If the Swedes ruled the world ...


I forget the title, and I'll probably mess up the plot, but there is a movie in Russia, a very famous movie I was told about more than once, that tells the story of a man who gets so drunk the night before his wedding that he winds up in another city without even realizing it. Did his friends put him on a plane? I can't remember. But he has a key to his apartment, and when he sees his complex -- for they all looked the same in the Soviet Union, the same set of plans used between Vladivostok and Minsk -- he enters and goes up to his door on the whatever floor it is. Then he puts the key in, and lo and behold, it works, and inside -- no difference too, the furniture and the layout is all the same.

I was reminded of this when I walked into IKEA's Burbank store yesterday, just a few miles from my apartment in North Hollywood. I saw people of every color browsing the display rooms, heard a handful of languages and even the accented English of young men from France and Italy.

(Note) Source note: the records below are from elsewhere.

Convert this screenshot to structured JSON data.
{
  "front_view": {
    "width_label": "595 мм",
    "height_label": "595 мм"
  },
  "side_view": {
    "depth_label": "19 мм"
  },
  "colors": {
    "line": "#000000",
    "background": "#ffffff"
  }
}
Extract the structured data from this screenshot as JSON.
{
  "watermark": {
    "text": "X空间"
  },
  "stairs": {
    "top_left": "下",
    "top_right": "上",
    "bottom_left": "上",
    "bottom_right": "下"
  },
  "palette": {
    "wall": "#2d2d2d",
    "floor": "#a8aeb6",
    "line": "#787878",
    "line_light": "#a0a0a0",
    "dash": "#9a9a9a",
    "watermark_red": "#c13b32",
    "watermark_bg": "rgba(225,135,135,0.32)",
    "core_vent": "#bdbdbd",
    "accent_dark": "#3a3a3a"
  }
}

Everyone imagined their future with the same Mikael table and the same Stefan chairs, the same Aspelund bed frame and the same designer lamps.

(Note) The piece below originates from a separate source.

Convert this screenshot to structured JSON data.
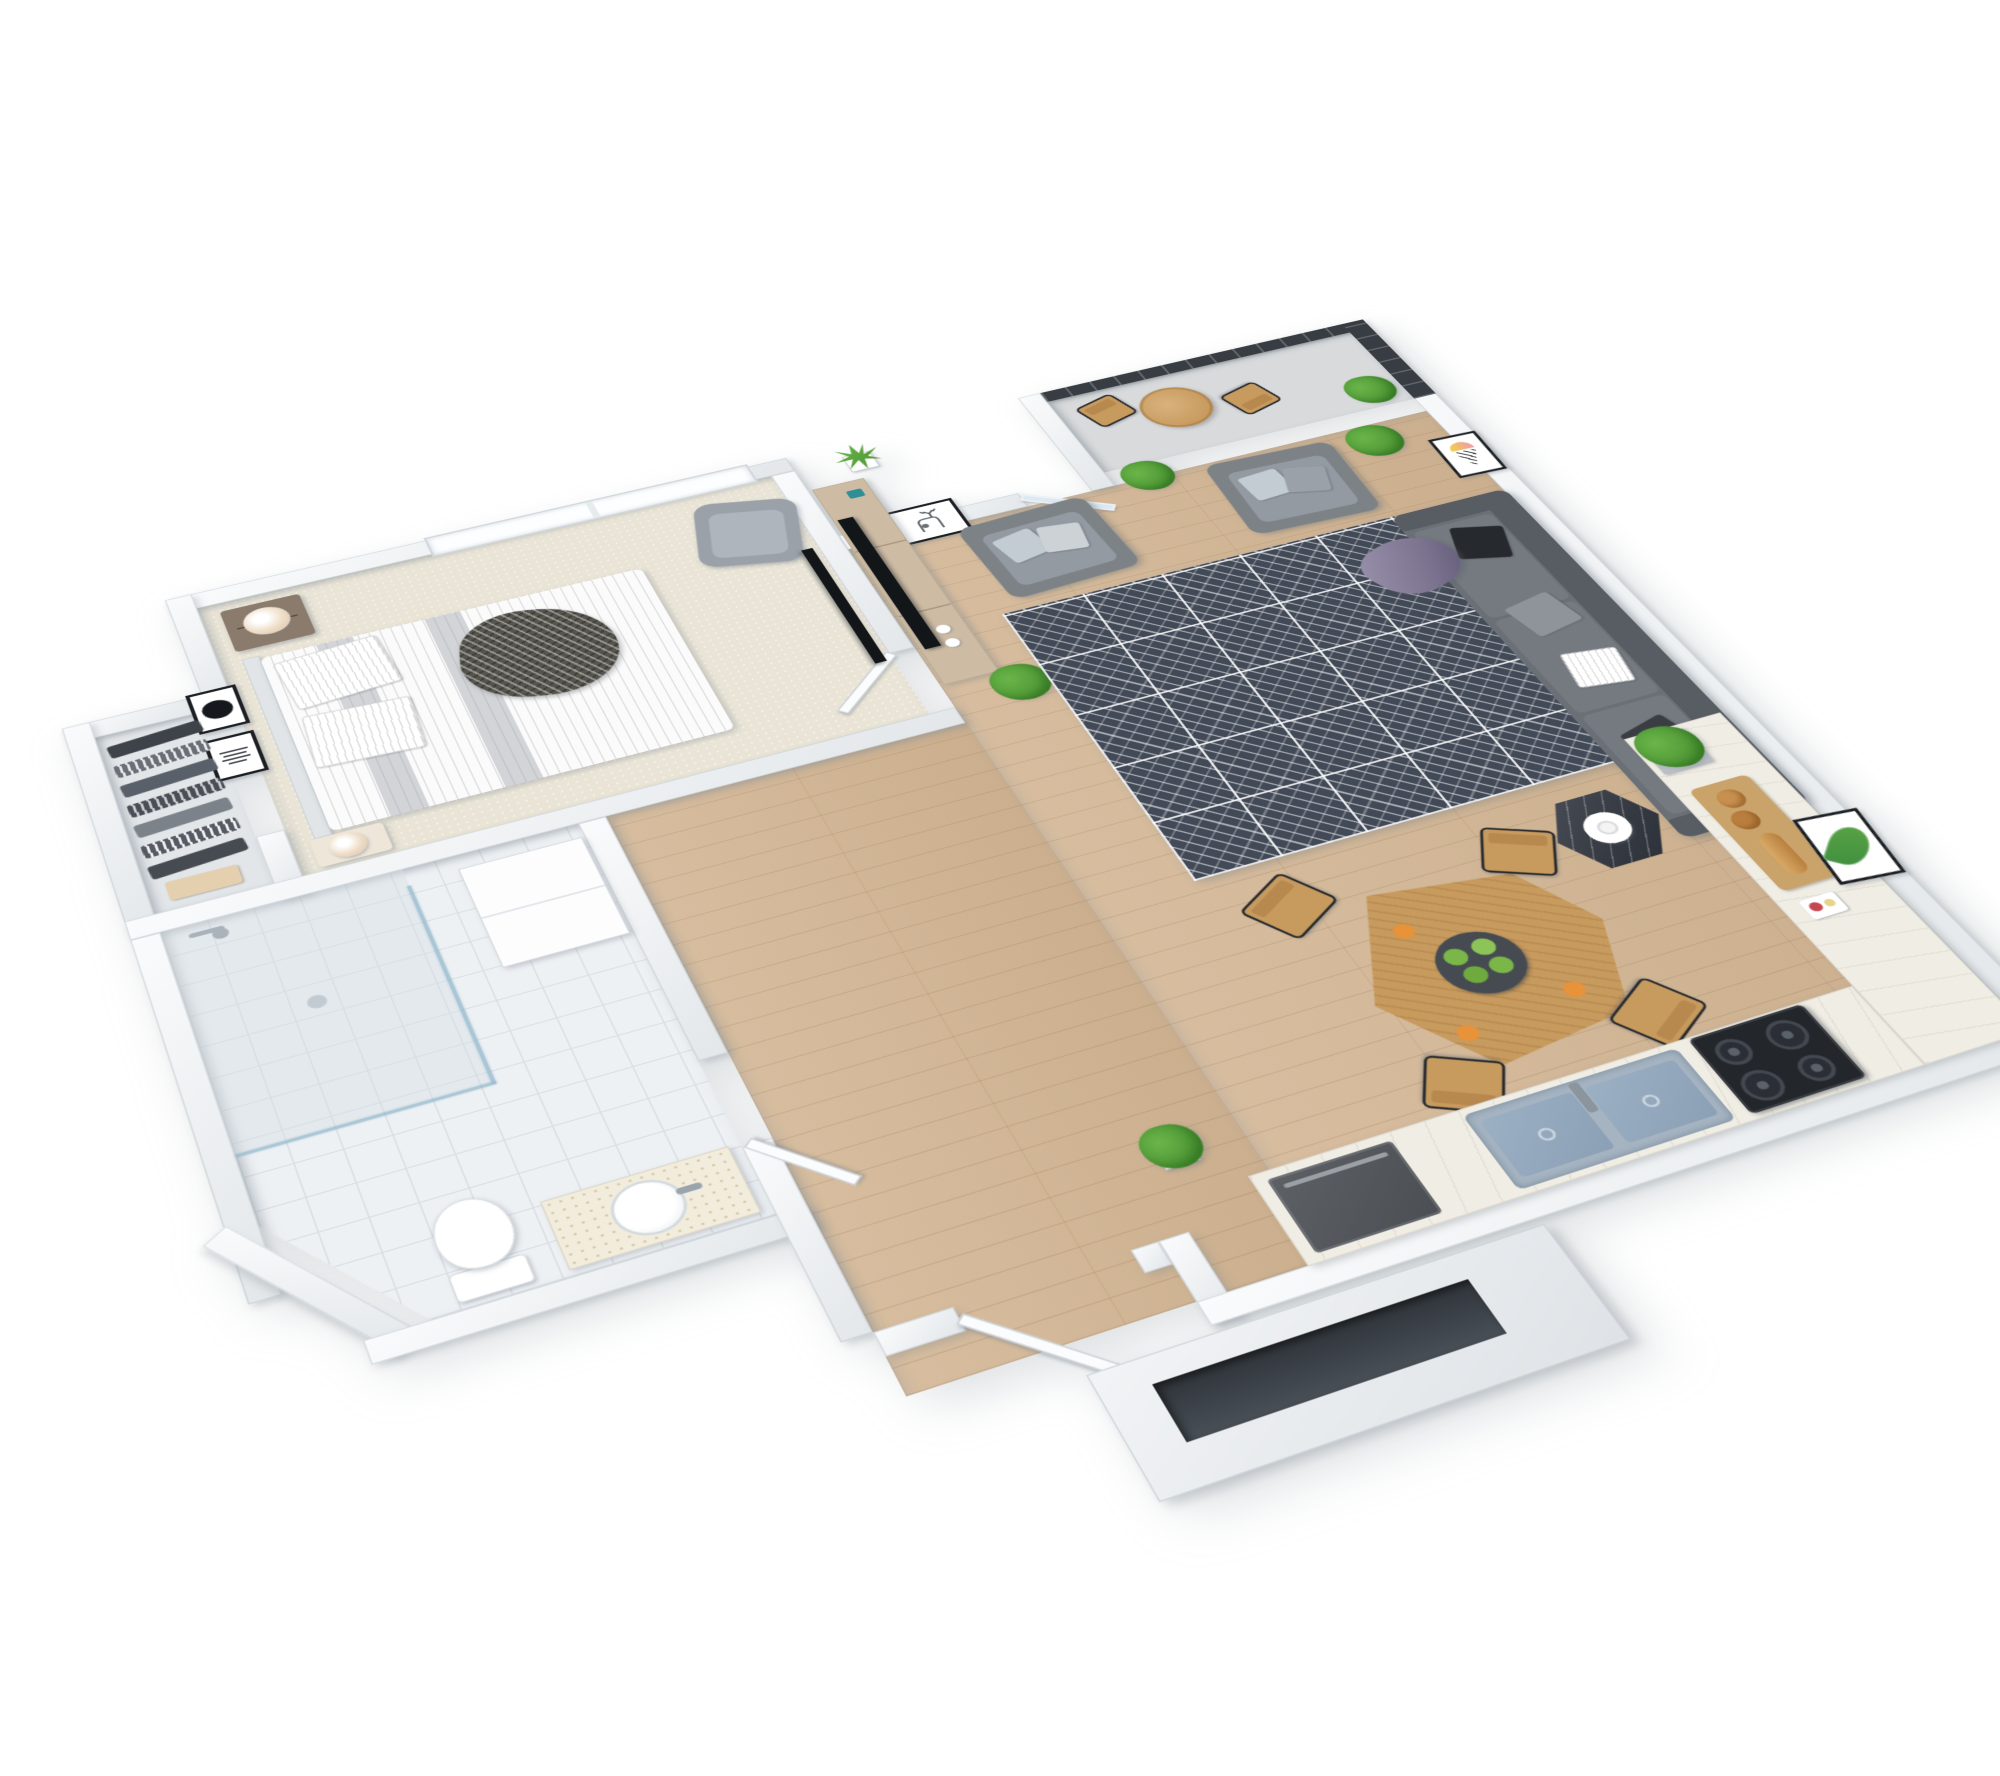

There were cars wrapped around the street out front, the cars inching forward to move into parking-lot where they could pick up their boxed furniture and hurry home to an evening with an L-wrench.

Usually, I see American culture as the homogenizing force in the world, or enter certain parts of Los Angeles and I feel as I have entered a different country, one of the future, where Spanish is the lingua franca and tortillas are sold in bulk. But going to IKEA, I get to imagine how the world might look if the people of Scandinavia, my spiritual ancestors, ruled the world.

Would it be so bad? Sweden and Norway give you maternity leave, and the trains are clean and quick. The air smells good, the grass is greener than any greeen you've seen. Are there Norwegian football hooligans? Have the Swedes invaded another country in the last two- or three-hundred years? No, this would be a good world, with plenty of naked wood. Yes, IKEA's furniture is now so widespread, you can walk into another person's home and feel you've mistakenly entered your own. But this isn't so bad; it just makes me wonder how Communism in Russia might have fared if it had been led not by V.I. Lenin but by V.I. Leninsen. A Commissar of Design? Yes, that's what we would have had, and isn't that why the Berlin Wall fell? People wanted color, they wanted smooth lines, they said enough with these circles, give me square plates. And they didn't care if the expensive was cheap and not built to last. Just give us the impression of comfort and wealth; this is all we want. Revolution in a pedestrain shopping-and-dining setting.

sketch lifted from this website, where other humorous Ikea-themed drawings can be found

4 Comments:

Kevin McMahan said...

Stephen,

The name of that movie "The Irony of Fate."

Wikipedia entry:

http://en.wikipedia.org/wiki/Irony_of_Fate


Another good movie: "Moscow does not believe in Tears."

http://en.wikipedia.org/wiki/Moscow_Does_Not_Believe_In_Tears

Take Care,
Kevin

Stephan Clark said...

Thanks Kevin.

Anonymous said...

Hi. Just a snippet from the past.

I visited a friend or a friend's apartment in Gothenburg - Sweden and I mention how lovely the apartment looked,, just like something out of the Ikea catalogue. Well you should have seen the faces of my hosts. What I thought was a complement they took as an insult. My Swedish friend had to explain that it was in fact meant to be a compliment not an insult.

Stephan Clark said...

Snowy, I can picture that so easily -- you stepping inot someone's beautiful home, smiling as you look around, and then insulting them with the first words out of your mouth -- "what? No! An insult? You've got to be kidding me! I meant it's beautiful!"

It is a nice comment on how culture travels though. Good to hear from you.